Scimmia del nasturzio, Colombia
Capucina

Minacce e conservazione

In Colombia, le scimmie devono affrontare molteplici minacce, molte delle quali sono causate dall’attività umana. Di seguito sono riportate le principali minacce e alcune misure pratiche di conservazione, con esempi specifici:

Principali minacce per le scimmie in Colombia

  1. Perdita di habitat: deforestazione dovuta ad allevamenti, coltivazioni illegali, attività minerarie ed espansione urbana. Esempio: nell “Amazzonia colombiana, migliaia di ettari di foresta vanno persi ogni anno, colpendo specie come la scimmia churuco (Lagothrix lagothricha) e la scimmia titi del Caquetá (Plecturocebus caquetensis), quest” ultima in pericolo critico di estinzione.
  2. Frammentazione dell’habitat: quando la foresta viene divisa da strade, monocolture o dighe, le scimmie perdono la possibilità di muoversi liberamente, il che influisce sulla loro riproduzione e alimentazione. Esempio: nella regione di Magdalena, gli habitat delle scimmie urlatrici e cappuccine sono isolati da fattorie.
  3. Traffico illegale e cattività come animali domestici: piccole scimmie, come la scimmia titi o la saimiri (scimmia scoiattolo), vengono catturate per essere vendute come animali domestici, il che è illegale e dannoso per il loro benessere. Si stima che per ogni scimmia catturata con successo, ne muoiano da 5 a 10 durante il processo.
  4. Caccia e consumo: in alcune regioni, le scimmie vengono cacciate come fonte di cibo o per credenze culturali. Esempio: nelle zone di Vaupés, la caccia ai primati fa ancora parte delle tradizioni locali e dello stile di vita degli indigeni.
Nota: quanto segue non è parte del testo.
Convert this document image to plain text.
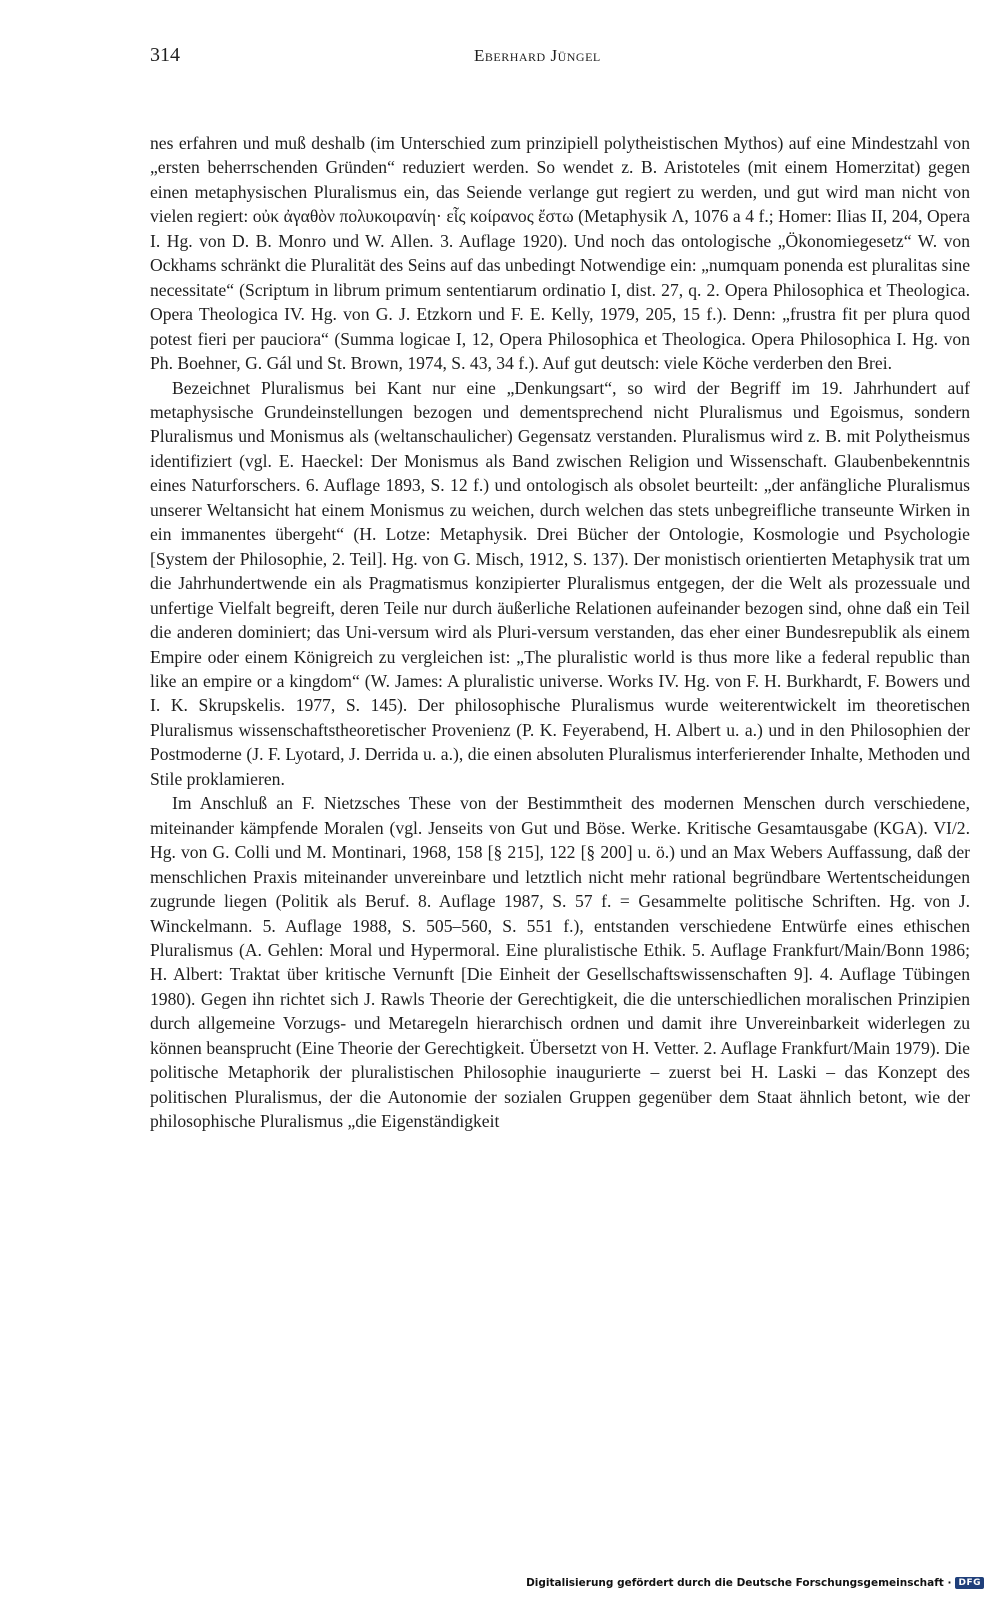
314	Eberhard Jüngel

nes erfahren und muß deshalb (im Unterschied zum prinzipiell polytheistischen Mythos) auf eine Mindestzahl von „ersten beherrschenden Gründen“ reduziert werden. So wendet z. B. Aristoteles (mit einem Homerzitat) gegen einen metaphysischen Pluralismus ein, das Seiende verlange gut regiert zu werden, und gut wird man nicht von vielen regiert: οὐκ ἀγαθὸν πολυκοιρανίη· εἷς κοίρανος ἔστω (Metaphysik Λ, 1076 a 4 f.; Homer: Ilias II, 204, Opera I. Hg. von D. B. Monro und W. Allen. 3. Auflage 1920). Und noch das ontologische „Ökonomiegesetz“ W. von Ockhams schränkt die Pluralität des Seins auf das unbedingt Notwendige ein: „numquam ponenda est pluralitas sine necessitate“ (Scriptum in librum primum sententiarum ordinatio I, dist. 27, q. 2. Opera Philosophica et Theologica. Opera Theologica IV. Hg. von G. J. Etzkorn und F. E. Kelly, 1979, 205, 15 f.). Denn: „frustra fit per plura quod potest fieri per pauciora“ (Summa logicae I, 12, Opera Philosophica et Theologica. Opera Philosophica I. Hg. von Ph. Boehner, G. Gál und St. Brown, 1974, S. 43, 34 f.). Auf gut deutsch: viele Köche verderben den Brei.

Bezeichnet Pluralismus bei Kant nur eine „Denkungsart“, so wird der Begriff im 19. Jahrhundert auf metaphysische Grundeinstellungen bezogen und dementsprechend nicht Pluralismus und Egoismus, sondern Pluralismus und Monismus als (weltanschaulicher) Gegensatz verstanden. Pluralismus wird z. B. mit Polytheismus identifiziert (vgl. E. Haeckel: Der Monismus als Band zwischen Religion und Wissenschaft. Glaubenbekenntnis eines Naturforschers. 6. Auflage 1893, S. 12 f.) und ontologisch als obsolet beurteilt: „der anfängliche Pluralismus unserer Weltansicht hat einem Monismus zu weichen, durch welchen das stets unbegreifliche transeunte Wirken in ein immanentes übergeht“ (H. Lotze: Metaphysik. Drei Bücher der Ontologie, Kosmologie und Psychologie [System der Philosophie, 2. Teil]. Hg. von G. Misch, 1912, S. 137). Der monistisch orientierten Metaphysik trat um die Jahrhundertwende ein als Pragmatismus konzipierter Pluralismus entgegen, der die Welt als prozessuale und unfertige Vielfalt begreift, deren Teile nur durch äußerliche Relationen aufeinander bezogen sind, ohne daß ein Teil die anderen dominiert; das Uni-versum wird als Pluri-versum verstanden, das eher einer Bundesrepublik als einem Empire oder einem Königreich zu vergleichen ist: „The pluralistic world is thus more like a federal republic than like an empire or a kingdom“ (W. James: A pluralistic universe. Works IV. Hg. von F. H. Burkhardt, F. Bowers und I. K. Skrupskelis. 1977, S. 145). Der philosophische Pluralismus wurde weiterentwickelt im theoretischen Pluralismus wissenschaftstheoretischer Provenienz (P. K. Feyerabend, H. Albert u. a.) und in den Philosophien der Postmoderne (J. F. Lyotard, J. Derrida u. a.), die einen absoluten Pluralismus interferierender Inhalte, Methoden und Stile proklamieren.

Im Anschluß an F. Nietzsches These von der Bestimmtheit des modernen Menschen durch verschiedene, miteinander kämpfende Moralen (vgl. Jenseits von Gut und Böse. Werke. Kritische Gesamtausgabe (KGA). VI/2. Hg. von G. Colli und M. Montinari, 1968, 158 [§ 215], 122 [§ 200] u. ö.) und an Max Webers Auffassung, daß der menschlichen Praxis miteinander unvereinbare und letztlich nicht mehr rational begründbare Wertentscheidungen zugrunde liegen (Politik als Beruf. 8. Auflage 1987, S. 57 f. = Gesammelte politische Schriften. Hg. von J. Winckelmann. 5. Auflage 1988, S. 505–560, S. 551 f.), entstanden verschiedene Entwürfe eines ethischen Pluralismus (A. Gehlen: Moral und Hypermoral. Eine pluralistische Ethik. 5. Auflage Frankfurt/Main/Bonn 1986; H. Albert: Traktat über kritische Vernunft [Die Einheit der Gesellschaftswissenschaften 9]. 4. Auflage Tübingen 1980). Gegen ihn richtet sich J. Rawls Theorie der Gerechtigkeit, die die unterschiedlichen moralischen Prinzipien durch allgemeine Vorzugs- und Metaregeln hierarchisch ordnen und damit ihre Unvereinbarkeit widerlegen zu können beansprucht (Eine Theorie der Gerechtigkeit. Übersetzt von H. Vetter. 2. Auflage Frankfurt/Main 1979). Die politische Metaphorik der pluralistischen Philosophie inaugurierte – zuerst bei H. Laski – das Konzept des politischen Pluralismus, der die Autonomie der sozialen Gruppen gegenüber dem Staat ähnlich betont, wie der philosophische Pluralismus „die Eigenständigkeit

Digitalisierung gefördert durch die Deutsche Forschungsgemeinschaft · DFG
Misure di conservazione in Colombia

  • Ricerca scientifica: università e ONG stanno effettuando censimenti, monitoraggi con trappole fotografiche e studi genetici per comprendere meglio le popolazioni di scimmie e le loro minacce. Esempio: i ricercatori dell’Università Nazionale hanno identificato nuove popolazioni di primati poco conosciuti, come la scimmia notturna andina (Aotus lemurinus).
  • Aree protette e parchi naturali: Il Parco naturale nazionale di Amacayacu, in Amazzonia, protegge l’habitat di diverse specie di scimmie, tra cui la scimmia ragno (Ateles belzebuth), a rischio di estinzione. Queste aree limitano la deforestazione e incoraggiano la ricerca scientifica e l’ecoturismo. Il Paese conta 60 aree naturali protette, parte del Sistema Nazionale dei Parchi Naturali (SPNN), che coprono un totale di 22.982.013,14 ettari, pari all’11,10% del territorio nazionale, comprese le aree terrestri e marine.
  • Piani d’azione per le specie a rischio: il Ministero dell’Ambiente colombiano, insieme a ONG come la Fundación Proyecto Tití, sta sviluppando piani specifici per proteggere le specie vulnerabili. Esempio: la scimmia titi cabeciblanco (Saguinus oedipus), endemica della regione caraibica della Colombia, beneficia di un piano di conservazione nazionale attivo, che comprende la riforestazione, l’educazione ambientale e il monitoraggio della popolazione.
  • Educazione ambientale e coinvolgimento delle comunità: le campagne nelle scuole rurali mirate insegnano l “importanza dei primati (e di altri animali) e il rispetto per la fauna selvatica. Alcune comunità rurali sono coinvolte in progetti che sostituiscono la caccia con l” ecoturismo comunitario, generando reddito dal turismo e proteggendo la fauna selvatica.
  • Corridoi: Si stanno creando corridoi ecologici per collegare frammenti di foresta, consentendo alle scimmie di spostarsi e riprodursi con altre popolazioni. Esempio: nei Montes de María si sta lavorando per collegare gli habitat della scimmia titi cabeciblanco.
Scimmia urlatrice, Colombia
Scimmia urlatrice rossa (Alouatta seniculus)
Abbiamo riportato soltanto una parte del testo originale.